Global Warming - CO2
This project is about plotting yourself some of the key parameters of the climate change we are (will be) experiencing.
Those squared questions are optional
Climate change
Definition
First of all, we need to be clear on the difference between climate and weather.
Check online what is this difference and why climate has little to do with is the afternoon going to be sunny and/or windy.
Atmospheric carbon dioxide
Carbon dioxide, CO2 is as its name says, an oxide. Meaning, once in the atmosphere is it extremely stable and will remain there for thousands of years. Two main carbon sinks exist: forest, mainly trees that incorporate the carbon for their growth and oceans. The latter have absorbed approximately half of what humans have produce by burning oil, not without consequences. Oceans are getting warmer, making CO2 solubility weaker and diminishes the pH. This acidification already killed half of the animals building coral reef and calcifying organisms. CO2, like methane is a greenhouse gas, absorbing and radiating infrared thermal energy leading to heat being trapped close to the ground. It is worth saying that the first scientist to discover the link between CO2 and heat trap was a woman Eunice Newton Foote as early as 1856. French version of the Wikipedia page is more in line with the Smithsonian article: she was not allowed to present her work because of her gender.
We will now look at the CO2 concentration in the Earth’ atmosphere over the last 800 KYr based on a study published in 2015
The CO2 concentration was determined from ice cores from Antarctica and the dataset is available here at NOAA. A saved copy is available here.
Read in the dataset. Assign to the name ice_core_CO2
Pay attention to specify which lines are comments. Otherwise, let {readr} guess the delimiter.
This dataset has the date in the column age_gas_calBP. What is the range of this time frame in the unit calBP?
The most recent date is then year -51.03 in calBP, from wikipedia we learn that the present is set to 1950.
After rounding to the closest integer the age_gas_calBP convert it to common years. Assign to the same name ice_core_CO2 to save this new column year.
Mind to change the sign! As the age was positive values for old times.
Plot the carbon dioxide concentration in ppm per year and comment
Read into R the file CO2 annual means by NOAA that
provide CO2 ppm from 1959 to 2023 measured at Mauna Loa (Hawaii). Save as hawaii_CO2
This file a fixed-width file.
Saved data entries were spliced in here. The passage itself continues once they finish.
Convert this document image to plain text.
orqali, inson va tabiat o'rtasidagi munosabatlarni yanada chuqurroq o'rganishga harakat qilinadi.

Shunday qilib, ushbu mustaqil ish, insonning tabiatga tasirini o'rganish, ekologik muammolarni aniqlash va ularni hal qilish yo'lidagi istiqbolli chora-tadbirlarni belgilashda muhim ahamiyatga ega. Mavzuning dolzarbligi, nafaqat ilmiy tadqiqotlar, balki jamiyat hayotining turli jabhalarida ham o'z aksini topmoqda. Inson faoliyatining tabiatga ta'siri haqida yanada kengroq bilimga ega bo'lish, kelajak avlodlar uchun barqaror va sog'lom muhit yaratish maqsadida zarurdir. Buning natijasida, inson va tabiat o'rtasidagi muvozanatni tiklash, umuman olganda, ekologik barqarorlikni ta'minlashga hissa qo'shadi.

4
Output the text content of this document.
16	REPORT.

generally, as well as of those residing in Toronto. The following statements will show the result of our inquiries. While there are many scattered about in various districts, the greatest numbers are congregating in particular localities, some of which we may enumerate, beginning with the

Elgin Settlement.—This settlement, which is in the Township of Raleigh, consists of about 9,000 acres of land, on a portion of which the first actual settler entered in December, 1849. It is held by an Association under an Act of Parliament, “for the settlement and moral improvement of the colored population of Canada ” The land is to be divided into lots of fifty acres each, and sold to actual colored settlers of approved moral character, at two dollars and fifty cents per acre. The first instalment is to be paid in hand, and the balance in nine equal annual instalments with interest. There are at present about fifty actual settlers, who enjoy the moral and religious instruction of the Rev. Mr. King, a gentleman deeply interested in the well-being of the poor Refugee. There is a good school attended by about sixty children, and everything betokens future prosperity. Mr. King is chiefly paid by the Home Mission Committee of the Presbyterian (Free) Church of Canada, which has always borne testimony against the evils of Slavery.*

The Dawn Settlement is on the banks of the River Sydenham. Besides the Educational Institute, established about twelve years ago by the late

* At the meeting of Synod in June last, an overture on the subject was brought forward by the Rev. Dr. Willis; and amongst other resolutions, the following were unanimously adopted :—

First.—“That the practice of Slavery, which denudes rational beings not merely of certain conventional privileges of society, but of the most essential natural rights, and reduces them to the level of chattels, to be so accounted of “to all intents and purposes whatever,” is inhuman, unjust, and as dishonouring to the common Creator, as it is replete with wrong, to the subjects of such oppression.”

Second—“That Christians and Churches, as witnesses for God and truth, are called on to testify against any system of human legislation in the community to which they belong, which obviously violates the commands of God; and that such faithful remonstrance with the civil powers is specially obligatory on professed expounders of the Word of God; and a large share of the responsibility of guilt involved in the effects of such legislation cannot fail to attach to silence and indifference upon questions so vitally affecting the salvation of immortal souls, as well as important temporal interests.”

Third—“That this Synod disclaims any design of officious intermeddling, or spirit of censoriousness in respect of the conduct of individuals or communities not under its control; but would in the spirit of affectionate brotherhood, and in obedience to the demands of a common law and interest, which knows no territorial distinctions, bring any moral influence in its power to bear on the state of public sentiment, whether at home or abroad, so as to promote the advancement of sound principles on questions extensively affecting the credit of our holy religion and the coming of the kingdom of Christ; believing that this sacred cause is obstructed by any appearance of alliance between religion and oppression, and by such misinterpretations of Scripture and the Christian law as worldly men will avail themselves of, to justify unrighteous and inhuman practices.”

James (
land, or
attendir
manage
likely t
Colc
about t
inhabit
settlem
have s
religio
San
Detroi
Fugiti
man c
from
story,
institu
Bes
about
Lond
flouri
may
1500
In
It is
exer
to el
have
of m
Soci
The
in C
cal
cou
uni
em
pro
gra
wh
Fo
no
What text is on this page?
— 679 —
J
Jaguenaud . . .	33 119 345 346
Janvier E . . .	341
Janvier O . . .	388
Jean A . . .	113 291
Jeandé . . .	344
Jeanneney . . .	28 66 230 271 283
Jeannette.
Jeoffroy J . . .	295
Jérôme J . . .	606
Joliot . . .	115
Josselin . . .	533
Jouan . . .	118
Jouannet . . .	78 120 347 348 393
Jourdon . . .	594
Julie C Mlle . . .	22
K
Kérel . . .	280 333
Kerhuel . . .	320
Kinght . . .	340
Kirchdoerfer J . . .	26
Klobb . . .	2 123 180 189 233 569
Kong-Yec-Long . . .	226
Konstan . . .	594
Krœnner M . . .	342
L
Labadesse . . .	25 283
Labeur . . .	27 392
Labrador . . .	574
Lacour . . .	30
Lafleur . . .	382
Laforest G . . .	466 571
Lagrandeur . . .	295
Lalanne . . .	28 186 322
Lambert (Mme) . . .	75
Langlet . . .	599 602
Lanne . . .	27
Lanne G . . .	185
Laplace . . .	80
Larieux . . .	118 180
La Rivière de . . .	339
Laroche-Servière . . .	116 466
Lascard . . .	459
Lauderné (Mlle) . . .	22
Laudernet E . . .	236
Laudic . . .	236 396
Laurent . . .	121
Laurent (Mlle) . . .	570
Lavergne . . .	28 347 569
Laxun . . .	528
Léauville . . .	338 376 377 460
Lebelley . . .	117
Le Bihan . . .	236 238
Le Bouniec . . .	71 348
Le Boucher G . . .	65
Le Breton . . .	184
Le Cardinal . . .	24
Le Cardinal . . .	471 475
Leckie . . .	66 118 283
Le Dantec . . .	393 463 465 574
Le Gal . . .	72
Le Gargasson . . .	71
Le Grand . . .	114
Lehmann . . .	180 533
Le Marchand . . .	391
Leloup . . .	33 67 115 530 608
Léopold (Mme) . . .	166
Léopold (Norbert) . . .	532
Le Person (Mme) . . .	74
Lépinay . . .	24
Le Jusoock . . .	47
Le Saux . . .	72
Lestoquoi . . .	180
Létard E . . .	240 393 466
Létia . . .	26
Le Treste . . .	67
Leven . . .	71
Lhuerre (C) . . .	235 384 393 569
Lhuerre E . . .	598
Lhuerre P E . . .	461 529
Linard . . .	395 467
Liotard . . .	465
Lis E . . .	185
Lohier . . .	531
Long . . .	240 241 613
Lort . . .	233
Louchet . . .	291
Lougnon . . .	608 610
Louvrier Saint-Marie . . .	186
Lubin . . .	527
Each column has a fixed width but read_table() will read it correctly when the header is specified. For example c("year", "co2_ppm", "unc")) is relevant.
watch out to specify that lines with a ‘#’ are comments
Bind the rows of of the Hawaii and Antarctica tibbles for the columns year and co2_ppm. Save as CO2
How many year have more than one co2_ppm? And why we have them?
Summarise by the mean and standard deviation sd() the multiple values per year. Save as CO2_year
We still have one year which is a missing value, get rid of it at this stage. The standard deviation is going to be NA when we have one value per year. After the summarise, please replace all those NA, by 0.
Plot the CO2 atmospheric concentration by year with a line and comment
Redo the same plot but only for the year 1000 to 2020.
Since we have the error associated to your mean approximation, we can add it to this plot with an additional layer ribbon:
geom_ribbon(aes(x = year, ymin = mean_co2_ppm - sd_co2_ppm, ymax = mean_co2_ppm + sd_co2_ppm))Do you think the measurements from either Hawaii or Antartica differ much for the period they overlap?
Do you see any effect on the CO2 concentration since international agreements were signed?
In case you would not be convinced by the greenhouse effect of CO2, you can look at correlation between CO2 and temperatures over a longer period below:

Cumulative carbon dioxide emissions
Due to extreme long time CO2 remains in the atmosphere, looking at yearly emissions is of little interest. Especially since this is used by rich countries who got rid of most of their industry to justify little efforts. What matters is the cumulative emissions.
Let’s explore with another dataset from the famous Our World in Data organisation
Download and open the CSV CO2 file, assign name owid_co2
This file comes already in a data format you can use straight away. But there are missing values in columns, so pay attention to use the argument na.rm = TRUE in your sums.
Using the co2 column, sum up per year the cumulative emission of carbon dioxide and find out when 50% of emissions were produced
Select directly the “World” as country and the cumulative CO2 are also already computed in cumulative_co2
Display the top 10 Carbon dioxide countries emitters of all time and comment
The Our World in Data added the calculations for continents and world inside country. to select only individual countries, select only iso_code that are 3 characters long.